Microbiology Independent Research Journal (Jul 2022)
In vitro and in vivo pharmacodynamic activity of the new compound XC221GI in models of the viral inflammation of the respiratory tract
Abstract
The viruses that most commonly affect human respiratory tract include rhinoviruses, respiratory syncytial viruses (RSVs), influenza, and coronaviruses (CoVs). The virus infection of the epithelial cells of the respiratory tract triggers an inflammation accompanied by the release of pro-inflammatory cytokines/chemokines including IL6, IL8 (CXCL8), IL1β, and tumor necrosis factor α (TNFα). The transition of the infection to the acute inflammatory phase in the lungs is accompanied by an increase in the production of cytokines, an influx of neutrophils and T cells into the lungs, and the induction of chemokines – CXCR3 receptor ligands – the main participants of generalized inflammation. We studied the pharmacodynamic activity of the new compound XC221GI and its effect on release of the IL6 and IL8 in the course of an experimental RSV infection in vitro in human lung carcinoma cells A549 and in vivo in the lungs of cotton rats. We also studied the effect of XC221GI on the production of the chemokines CXCL10, CXCL9, and CXCL11 in mouse bronchoalveolar lavage as well as on the influx of neutrophils into the mouse lungs after the intranasal administration of interferon γ (IFNγ).
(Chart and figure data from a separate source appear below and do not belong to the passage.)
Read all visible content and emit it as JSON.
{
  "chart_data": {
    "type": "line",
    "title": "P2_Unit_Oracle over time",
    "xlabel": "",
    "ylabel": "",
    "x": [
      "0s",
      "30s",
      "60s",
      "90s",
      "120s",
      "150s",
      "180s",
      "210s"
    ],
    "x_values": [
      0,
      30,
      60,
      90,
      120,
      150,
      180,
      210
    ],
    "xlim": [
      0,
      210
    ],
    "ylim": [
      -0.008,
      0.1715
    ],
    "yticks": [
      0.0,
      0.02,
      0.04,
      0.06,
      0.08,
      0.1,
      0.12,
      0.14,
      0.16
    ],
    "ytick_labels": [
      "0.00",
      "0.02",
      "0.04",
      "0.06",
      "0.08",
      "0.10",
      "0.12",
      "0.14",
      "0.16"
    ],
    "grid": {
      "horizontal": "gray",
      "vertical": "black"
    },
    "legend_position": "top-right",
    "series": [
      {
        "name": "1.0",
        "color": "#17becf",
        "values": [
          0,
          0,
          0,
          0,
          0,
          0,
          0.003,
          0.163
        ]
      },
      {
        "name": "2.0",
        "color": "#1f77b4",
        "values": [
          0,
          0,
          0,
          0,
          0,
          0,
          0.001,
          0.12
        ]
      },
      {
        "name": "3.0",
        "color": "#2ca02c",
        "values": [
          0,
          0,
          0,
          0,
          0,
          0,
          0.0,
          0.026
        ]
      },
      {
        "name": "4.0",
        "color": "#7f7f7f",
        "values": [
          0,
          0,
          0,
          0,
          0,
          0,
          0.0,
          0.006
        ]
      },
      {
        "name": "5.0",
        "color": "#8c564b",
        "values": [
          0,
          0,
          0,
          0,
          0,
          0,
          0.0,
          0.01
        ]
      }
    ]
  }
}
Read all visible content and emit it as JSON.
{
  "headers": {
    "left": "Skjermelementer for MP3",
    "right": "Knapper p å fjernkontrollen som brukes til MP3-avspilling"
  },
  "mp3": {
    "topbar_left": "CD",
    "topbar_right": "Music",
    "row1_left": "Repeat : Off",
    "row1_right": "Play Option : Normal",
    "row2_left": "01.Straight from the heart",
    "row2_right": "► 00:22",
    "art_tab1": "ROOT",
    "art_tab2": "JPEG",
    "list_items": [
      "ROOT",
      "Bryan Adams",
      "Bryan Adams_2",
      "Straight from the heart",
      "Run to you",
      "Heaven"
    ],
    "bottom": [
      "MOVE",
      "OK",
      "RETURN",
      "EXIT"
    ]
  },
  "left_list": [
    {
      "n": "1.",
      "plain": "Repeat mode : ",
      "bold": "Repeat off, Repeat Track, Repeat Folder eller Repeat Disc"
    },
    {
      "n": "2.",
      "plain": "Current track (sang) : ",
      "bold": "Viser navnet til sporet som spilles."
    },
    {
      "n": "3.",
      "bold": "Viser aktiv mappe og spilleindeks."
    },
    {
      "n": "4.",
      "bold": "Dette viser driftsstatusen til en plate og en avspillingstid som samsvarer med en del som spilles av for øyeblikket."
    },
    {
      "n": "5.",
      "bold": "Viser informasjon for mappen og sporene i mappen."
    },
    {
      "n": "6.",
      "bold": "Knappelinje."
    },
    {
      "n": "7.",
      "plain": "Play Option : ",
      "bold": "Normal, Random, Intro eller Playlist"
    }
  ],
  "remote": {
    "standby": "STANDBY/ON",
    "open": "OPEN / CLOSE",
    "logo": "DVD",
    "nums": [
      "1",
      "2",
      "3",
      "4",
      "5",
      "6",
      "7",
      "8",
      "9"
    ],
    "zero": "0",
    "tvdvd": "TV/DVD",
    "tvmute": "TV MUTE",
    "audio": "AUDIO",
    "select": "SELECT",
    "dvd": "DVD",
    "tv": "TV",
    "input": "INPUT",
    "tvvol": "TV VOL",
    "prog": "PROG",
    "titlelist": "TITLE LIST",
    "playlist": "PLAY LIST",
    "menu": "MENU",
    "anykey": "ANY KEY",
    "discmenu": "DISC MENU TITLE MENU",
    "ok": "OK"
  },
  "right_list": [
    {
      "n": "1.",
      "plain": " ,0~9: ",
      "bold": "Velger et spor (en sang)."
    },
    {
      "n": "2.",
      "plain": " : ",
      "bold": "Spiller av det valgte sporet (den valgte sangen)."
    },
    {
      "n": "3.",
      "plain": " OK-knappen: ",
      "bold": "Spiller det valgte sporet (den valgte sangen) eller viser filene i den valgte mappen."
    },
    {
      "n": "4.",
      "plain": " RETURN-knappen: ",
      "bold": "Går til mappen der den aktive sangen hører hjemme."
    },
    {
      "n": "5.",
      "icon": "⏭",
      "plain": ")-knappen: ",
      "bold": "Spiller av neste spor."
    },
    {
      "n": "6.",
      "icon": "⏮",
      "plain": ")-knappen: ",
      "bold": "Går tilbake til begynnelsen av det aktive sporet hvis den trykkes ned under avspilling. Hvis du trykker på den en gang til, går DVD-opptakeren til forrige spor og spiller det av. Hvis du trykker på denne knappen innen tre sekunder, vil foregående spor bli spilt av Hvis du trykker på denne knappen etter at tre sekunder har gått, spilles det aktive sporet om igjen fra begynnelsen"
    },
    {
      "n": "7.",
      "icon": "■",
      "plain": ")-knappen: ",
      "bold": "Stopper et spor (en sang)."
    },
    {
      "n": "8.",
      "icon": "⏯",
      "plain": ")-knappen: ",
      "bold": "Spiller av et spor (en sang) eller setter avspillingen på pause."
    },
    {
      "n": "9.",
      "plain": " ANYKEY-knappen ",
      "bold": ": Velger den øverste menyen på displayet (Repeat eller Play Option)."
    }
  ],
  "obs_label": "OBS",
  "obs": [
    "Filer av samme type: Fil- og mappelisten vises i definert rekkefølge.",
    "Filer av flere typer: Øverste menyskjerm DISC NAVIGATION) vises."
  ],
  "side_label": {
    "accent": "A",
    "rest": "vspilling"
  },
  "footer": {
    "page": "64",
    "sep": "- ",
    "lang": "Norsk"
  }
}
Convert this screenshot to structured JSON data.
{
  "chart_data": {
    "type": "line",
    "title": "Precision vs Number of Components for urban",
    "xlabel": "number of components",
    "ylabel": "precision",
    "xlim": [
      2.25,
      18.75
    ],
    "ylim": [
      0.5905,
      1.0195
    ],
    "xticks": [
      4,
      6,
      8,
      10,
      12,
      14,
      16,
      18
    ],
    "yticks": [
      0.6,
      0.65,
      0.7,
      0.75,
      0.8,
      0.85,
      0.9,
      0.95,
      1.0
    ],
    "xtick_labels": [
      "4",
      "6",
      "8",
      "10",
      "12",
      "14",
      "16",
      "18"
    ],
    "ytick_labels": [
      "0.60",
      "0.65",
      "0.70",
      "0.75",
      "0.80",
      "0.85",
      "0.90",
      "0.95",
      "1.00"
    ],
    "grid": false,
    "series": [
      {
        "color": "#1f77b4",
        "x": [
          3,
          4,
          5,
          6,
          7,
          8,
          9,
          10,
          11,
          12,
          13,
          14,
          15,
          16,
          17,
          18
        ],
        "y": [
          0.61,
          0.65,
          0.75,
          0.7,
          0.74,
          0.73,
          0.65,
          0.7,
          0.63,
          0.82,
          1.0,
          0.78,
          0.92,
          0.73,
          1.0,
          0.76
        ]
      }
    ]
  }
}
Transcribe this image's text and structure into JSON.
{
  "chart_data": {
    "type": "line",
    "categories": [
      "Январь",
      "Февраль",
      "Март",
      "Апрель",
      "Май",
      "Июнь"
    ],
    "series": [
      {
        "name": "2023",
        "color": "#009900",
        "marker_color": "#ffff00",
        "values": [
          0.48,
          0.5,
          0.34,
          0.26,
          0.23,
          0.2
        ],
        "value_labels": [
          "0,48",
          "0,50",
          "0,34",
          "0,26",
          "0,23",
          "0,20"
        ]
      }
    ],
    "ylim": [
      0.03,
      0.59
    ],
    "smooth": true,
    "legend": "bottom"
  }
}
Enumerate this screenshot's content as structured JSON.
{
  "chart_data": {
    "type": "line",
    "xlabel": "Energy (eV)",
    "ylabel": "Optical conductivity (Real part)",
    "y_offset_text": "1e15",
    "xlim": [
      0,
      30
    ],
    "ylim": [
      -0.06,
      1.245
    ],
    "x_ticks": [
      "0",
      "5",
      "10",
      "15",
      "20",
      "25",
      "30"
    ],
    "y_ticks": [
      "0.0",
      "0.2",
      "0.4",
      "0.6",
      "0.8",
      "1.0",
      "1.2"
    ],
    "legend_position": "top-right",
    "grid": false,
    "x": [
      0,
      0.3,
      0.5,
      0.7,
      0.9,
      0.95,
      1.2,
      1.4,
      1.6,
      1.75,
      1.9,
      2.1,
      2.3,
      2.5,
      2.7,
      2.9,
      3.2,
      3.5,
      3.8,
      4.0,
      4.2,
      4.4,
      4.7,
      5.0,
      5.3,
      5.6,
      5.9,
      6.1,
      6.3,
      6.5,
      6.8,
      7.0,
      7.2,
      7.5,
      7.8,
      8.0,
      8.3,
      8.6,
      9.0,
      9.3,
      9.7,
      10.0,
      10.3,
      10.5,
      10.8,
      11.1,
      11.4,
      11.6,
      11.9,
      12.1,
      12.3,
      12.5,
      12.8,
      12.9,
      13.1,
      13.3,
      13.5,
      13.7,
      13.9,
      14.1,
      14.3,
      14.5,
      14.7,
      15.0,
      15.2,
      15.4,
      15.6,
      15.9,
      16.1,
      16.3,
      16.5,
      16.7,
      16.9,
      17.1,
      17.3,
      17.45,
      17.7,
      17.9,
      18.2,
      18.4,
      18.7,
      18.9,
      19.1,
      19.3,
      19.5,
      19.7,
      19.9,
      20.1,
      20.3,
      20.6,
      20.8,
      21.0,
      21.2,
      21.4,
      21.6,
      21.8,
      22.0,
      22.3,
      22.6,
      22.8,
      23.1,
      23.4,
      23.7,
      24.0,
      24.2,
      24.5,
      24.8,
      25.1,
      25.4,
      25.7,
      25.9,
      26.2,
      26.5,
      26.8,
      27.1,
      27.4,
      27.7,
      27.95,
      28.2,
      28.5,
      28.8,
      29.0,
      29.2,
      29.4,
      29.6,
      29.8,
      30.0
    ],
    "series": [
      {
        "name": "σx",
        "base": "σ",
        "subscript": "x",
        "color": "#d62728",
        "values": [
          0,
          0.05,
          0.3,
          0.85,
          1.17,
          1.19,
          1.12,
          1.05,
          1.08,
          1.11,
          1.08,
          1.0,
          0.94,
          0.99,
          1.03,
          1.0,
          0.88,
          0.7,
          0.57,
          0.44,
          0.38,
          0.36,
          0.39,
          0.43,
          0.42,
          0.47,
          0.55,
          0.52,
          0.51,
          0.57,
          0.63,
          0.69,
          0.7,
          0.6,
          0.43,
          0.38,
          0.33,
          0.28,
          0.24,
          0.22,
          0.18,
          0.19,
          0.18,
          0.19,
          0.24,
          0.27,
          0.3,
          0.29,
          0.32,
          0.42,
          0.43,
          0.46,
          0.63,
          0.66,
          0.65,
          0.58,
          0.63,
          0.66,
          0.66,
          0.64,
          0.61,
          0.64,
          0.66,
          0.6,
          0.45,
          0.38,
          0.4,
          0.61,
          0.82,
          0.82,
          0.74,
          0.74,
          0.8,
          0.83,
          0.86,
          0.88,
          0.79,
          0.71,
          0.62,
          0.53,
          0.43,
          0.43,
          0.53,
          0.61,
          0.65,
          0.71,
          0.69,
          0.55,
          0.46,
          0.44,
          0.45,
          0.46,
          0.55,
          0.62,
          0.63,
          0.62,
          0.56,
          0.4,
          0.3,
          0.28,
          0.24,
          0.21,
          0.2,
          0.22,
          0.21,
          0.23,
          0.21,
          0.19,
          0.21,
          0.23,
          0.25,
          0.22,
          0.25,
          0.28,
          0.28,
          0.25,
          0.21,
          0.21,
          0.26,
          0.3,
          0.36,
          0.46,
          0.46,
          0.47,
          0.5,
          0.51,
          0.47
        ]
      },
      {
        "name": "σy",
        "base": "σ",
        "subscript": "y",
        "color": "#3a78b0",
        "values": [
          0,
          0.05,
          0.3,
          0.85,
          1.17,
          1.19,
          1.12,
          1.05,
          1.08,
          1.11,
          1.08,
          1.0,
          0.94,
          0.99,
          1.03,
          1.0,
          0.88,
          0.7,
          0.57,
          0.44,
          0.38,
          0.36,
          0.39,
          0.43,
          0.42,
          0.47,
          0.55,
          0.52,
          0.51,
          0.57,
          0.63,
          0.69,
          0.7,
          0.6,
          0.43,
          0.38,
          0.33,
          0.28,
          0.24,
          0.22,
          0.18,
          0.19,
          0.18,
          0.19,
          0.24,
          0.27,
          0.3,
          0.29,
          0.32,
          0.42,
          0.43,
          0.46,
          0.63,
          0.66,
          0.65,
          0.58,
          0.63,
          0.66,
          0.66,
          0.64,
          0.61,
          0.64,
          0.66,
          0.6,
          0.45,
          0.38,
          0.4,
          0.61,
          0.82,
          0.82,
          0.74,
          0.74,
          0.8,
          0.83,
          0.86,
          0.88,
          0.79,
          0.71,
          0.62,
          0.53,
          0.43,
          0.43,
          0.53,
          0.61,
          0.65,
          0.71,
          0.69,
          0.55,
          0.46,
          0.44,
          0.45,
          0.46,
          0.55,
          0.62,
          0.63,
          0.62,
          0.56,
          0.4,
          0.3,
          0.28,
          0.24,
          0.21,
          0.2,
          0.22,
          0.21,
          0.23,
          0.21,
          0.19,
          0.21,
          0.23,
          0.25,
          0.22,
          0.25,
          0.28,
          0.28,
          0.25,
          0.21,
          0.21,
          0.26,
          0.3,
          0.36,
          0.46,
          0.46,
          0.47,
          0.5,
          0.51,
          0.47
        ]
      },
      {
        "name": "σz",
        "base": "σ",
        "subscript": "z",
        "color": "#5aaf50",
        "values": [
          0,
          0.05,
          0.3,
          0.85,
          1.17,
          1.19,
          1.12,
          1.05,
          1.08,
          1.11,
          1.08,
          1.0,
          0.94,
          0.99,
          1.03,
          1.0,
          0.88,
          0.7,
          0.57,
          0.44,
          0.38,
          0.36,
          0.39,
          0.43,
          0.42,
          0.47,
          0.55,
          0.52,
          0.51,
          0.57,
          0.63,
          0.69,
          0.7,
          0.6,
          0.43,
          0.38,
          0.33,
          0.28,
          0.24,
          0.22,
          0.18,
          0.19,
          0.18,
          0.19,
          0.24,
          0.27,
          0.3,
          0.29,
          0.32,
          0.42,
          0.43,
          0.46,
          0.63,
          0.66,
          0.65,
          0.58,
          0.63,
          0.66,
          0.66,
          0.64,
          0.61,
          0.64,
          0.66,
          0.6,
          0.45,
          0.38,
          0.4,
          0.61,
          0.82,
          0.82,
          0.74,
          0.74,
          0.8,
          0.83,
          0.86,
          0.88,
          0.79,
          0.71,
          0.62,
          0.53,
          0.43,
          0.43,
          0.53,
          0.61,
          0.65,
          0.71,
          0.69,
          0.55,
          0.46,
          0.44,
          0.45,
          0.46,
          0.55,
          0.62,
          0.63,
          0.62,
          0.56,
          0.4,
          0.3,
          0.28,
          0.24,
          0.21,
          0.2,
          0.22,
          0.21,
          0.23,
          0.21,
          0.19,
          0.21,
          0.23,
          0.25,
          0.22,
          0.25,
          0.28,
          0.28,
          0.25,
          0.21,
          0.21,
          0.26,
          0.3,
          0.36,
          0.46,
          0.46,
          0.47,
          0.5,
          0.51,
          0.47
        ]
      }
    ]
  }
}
The obtained results demonstrate the anti-inflammatory activity of XC221GI, which suppresses the excessive production of the key inflammatory markers IL6, IL8, CXCL10, CXCL9, and CXCL11 as well as the influx of neutrophils into the lungs thereby reducing lung pathology. These data confirm the effectiveness of XC221GI as a medicine for preventive anti-inflammatory therapy during a viral infection of the respiratory tract.